With jazz to start. Make way for the album Love For Sale by Tony Bennet & Lady Gaga which has just been released. From the outset, we are stunned by the level of bass emanating from the headphones, but good bass, not those that scratch the eardrums and hurt the head by screwing up the music being played. Of those which participate in a muscular sound, certainly, but also carnal, pot-bellied and here sensual. On So in Love, the range of the voice of the veteran Bennet (95 years) reveals all its texture.
With electro pop, of course, to continue. Tunnel, from Polo & Pan & Channel Tres kicked the bass from the headphones into the towers, but still with that balanced audio quality. A few pieces of the same ilk have also revealed the ability of the WF-1000XM4 to broaden the sound field, a bit like having headphones on your head with classic 40 mm diameter speakers, while headphones Sony only integrate 6mm.
With classical music to finish. We tasted the refinement of the album 24 Preludes and Fugues by recently released pianist Igor Levit. The WF-1000XM4 seem to transport us to the studio. Listening is pure, warm, measured in the treble, but it is possible at any time to take advantage of an equalizer through the Sony Headphones application, undoubtedly the best in the market as the possibilities are numerous.
A complete application
In addition to customizing the audio settings of the headphones, it is possible to activate certain functions here. One, called “Talk to chat”, automatically lowers the volume of the headphones when speaking. Enough to take part in a conversation easily. Another, and not the least, is called “Ambient Sound Control”. This function makes it possible to measure the proportion of external sounds that we accept to hear in the headphones. This is the equivalent of the “HearThrough” mode on Jabra headphones, for example.
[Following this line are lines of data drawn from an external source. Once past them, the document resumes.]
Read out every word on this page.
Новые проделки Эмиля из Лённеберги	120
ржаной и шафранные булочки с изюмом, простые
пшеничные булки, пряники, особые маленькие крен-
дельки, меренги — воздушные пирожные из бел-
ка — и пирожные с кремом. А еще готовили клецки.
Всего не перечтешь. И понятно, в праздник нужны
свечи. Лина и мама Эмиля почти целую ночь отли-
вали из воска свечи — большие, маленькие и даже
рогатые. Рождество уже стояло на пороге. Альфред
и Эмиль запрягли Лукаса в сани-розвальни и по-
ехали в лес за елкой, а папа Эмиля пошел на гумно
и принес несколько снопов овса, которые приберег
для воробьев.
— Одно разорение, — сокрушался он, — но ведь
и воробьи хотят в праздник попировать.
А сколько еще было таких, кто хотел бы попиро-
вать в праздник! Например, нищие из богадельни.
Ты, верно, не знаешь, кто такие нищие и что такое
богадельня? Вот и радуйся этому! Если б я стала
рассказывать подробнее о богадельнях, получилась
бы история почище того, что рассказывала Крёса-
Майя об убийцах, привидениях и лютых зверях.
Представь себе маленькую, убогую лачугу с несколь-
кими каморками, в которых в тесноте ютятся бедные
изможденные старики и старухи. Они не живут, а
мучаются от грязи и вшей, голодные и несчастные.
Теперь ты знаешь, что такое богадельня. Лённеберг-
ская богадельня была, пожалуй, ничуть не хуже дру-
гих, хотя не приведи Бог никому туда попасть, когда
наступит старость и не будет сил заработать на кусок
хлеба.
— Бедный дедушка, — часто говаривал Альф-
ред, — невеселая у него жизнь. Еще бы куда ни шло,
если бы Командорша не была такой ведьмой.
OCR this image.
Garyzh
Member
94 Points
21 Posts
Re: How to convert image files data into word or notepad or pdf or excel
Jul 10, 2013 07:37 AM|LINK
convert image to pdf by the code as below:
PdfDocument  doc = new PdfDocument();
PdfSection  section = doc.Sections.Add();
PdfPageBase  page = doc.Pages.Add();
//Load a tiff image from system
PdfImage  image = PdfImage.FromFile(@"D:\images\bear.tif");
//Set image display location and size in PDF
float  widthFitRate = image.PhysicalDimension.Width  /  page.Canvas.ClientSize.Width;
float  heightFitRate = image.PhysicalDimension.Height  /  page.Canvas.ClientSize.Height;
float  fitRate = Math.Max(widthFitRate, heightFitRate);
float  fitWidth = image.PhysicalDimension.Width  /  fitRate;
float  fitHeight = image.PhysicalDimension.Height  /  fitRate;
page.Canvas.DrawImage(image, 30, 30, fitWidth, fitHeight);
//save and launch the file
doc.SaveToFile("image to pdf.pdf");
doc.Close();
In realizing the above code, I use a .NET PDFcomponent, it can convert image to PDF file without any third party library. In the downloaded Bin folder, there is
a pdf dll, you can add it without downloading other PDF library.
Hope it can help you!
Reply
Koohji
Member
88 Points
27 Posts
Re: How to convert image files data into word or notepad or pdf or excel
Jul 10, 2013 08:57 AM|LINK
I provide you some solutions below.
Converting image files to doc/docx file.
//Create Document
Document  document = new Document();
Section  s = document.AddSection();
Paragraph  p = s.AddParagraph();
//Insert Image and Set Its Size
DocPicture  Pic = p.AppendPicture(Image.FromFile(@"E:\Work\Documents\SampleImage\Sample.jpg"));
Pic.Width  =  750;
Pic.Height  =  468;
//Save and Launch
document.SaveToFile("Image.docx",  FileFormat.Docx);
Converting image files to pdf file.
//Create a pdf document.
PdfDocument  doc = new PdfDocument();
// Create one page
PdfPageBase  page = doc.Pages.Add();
Obviously, active noise reduction is on the menu and that of the WF-1000XM4 is excellent. Sony claims a performance improvement of this noise reduction of 40% compared to that of the WF-1000XM3. An impossible statement to verify, but our tests in the Parisian metro revealed an incredible capacity of the earphones to make the silence around them. In particular, the noise of conversations around us seemed lessened compared to the rendering of the WF-1000XM3 a year ago.
And the Headphones app also acts as a dashboard. In particular to check the state of the impressive autonomy of the WF-1000XM4: up to 8 hours with noise reduction activated, and up to 24 hours with the successive recharges offered by the storage box! Sony even announces up to 36 hours without noise reduction, a figure that we did not have time to verify …
There are still a few small caveats. The WF-1000XM4s remain quite opulent and may not be suitable for small ears. And Sony has opted for no longer silicone tips, as most headphones offer, but polyurethane. This shape-memory material, which may be reminiscent of the noise-canceling plugs that we sometimes put on when sleeping, can be more or less appreciated.
Headphones are in any case less practical to insert at the entrance to the ears. Three sizes are provided, but it would also have been a good idea for Sony to offer the silicone equivalent for the user to have a choice. Finally, the touchscreen controls on the headphones are not always very convenient to use. This is a constant on 100% wireless headphones: you think you are performing one manipulation while doing another. Some manufacturers prefer them, like us, physical controls.